A investigação só teve início a partir de denúncia sigilosa recebida pela Ouvidoria do MP-MS (Ministério Público de Mato Grosso do Sul), relatando poluição ambiental e sonora, ocupação irregular de logradouro público e ausência de licenciamento. Tudo, sem a fiscalização e exigências dos órgãos das gestões municipal e estadual.
Segundo o Promotor de Justiça, Luiz Antônio F. Almeida, após solicitação do MP, uma vistoria realizada pela Semadur (Secretaria Municipal de Meio Ambiente e Gestão Urbana), constatou que o alvará de funcionamento e a licença ambiental da empresa estavam vencidos. Também foi verificado o acúmulo de materiais recicláveis prensados em bags, alguns depositados na calçada, impedindo a passagem de pedestres.
Diante disso, a equipe fiscal orientou a retirada dos materiais e a suspensão das atividades em área pública. Embora não tenha sido identificada emissão de partículas ou lançamento de efluentes fora do imóvel, a empresa foi autuada por operar sem licença válida.
Agora, a Semadur da Prefeitura, comprometeu-se a retornar para verificar o cumprimento das determinações e, se necessário, formalizar a interdição do empreendimento.
Pelo Estado
O Ministério Público requisitou à empresa documentos como cadastro de grande gerador de resíduos, licenças sanitária, ambiental e policial, além do contrato social e matrícula do imóvel.
Com isto, também solicitou atuação à Jucems (Junta Comercial de Mato Grosso do Sul) para envio da cópia do contrato social.

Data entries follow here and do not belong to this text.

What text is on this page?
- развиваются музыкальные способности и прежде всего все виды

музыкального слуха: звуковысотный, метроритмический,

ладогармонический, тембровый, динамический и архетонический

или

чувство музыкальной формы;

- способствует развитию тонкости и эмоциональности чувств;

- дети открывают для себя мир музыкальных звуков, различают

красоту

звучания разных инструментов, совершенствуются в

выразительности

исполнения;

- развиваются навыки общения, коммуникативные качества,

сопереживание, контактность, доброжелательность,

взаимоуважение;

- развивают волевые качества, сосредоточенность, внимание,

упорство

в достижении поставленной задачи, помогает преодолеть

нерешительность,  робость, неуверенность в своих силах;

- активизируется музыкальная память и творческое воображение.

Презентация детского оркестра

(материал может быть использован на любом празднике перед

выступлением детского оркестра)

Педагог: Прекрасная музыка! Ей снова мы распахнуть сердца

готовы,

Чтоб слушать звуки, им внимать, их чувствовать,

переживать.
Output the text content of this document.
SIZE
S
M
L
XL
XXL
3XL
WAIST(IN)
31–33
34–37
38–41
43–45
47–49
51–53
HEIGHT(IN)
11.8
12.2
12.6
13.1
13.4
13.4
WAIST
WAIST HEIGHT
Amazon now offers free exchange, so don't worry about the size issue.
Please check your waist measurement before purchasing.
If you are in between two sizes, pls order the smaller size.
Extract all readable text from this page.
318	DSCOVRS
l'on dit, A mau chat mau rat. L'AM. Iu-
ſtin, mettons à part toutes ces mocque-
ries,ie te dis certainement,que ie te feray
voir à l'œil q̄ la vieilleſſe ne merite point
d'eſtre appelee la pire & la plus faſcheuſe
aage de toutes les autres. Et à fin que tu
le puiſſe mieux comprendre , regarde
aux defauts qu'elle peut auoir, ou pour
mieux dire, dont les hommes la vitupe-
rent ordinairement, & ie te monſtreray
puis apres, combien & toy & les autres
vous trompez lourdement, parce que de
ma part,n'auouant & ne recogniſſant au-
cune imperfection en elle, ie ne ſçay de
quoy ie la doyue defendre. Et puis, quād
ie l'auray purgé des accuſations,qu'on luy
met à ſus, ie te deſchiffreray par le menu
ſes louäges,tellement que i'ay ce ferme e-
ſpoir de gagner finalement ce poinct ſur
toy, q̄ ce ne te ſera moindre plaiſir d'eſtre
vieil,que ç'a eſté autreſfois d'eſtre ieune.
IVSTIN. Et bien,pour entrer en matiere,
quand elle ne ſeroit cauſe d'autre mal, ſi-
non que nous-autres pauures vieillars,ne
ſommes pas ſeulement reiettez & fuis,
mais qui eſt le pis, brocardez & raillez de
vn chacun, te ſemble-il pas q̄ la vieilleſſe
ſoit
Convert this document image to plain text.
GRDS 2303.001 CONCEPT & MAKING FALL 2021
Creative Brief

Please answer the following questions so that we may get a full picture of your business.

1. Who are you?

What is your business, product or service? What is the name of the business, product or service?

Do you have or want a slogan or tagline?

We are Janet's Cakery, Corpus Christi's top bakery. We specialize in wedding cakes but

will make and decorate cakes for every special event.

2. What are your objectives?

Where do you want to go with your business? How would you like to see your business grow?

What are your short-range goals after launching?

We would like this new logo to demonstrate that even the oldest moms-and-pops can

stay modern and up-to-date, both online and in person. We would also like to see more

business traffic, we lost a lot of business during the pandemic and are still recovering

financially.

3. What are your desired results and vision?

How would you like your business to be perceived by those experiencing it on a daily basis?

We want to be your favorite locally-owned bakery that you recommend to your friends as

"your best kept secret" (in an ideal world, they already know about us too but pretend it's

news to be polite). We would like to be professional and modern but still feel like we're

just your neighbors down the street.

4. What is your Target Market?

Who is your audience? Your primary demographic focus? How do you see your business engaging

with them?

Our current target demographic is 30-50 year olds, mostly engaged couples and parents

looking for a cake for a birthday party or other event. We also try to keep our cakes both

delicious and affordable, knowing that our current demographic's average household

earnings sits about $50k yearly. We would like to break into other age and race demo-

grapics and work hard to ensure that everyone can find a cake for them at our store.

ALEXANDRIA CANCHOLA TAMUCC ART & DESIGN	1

Paralelamente, foi encaminhado ofício à Decat (Delegacia Especializada de Crimes Ambientais e Proteção ao Turista) para apuração de possível crime ambiental, conforme o artigo 60 da Lei nº 9.605/98, que trata do funcionamento de atividades potencialmente poluidoras sem licença.
O inquérito busca assegurar o cumprimento da legislação ambiental e a proteção da qualidade de vida da comunidade local.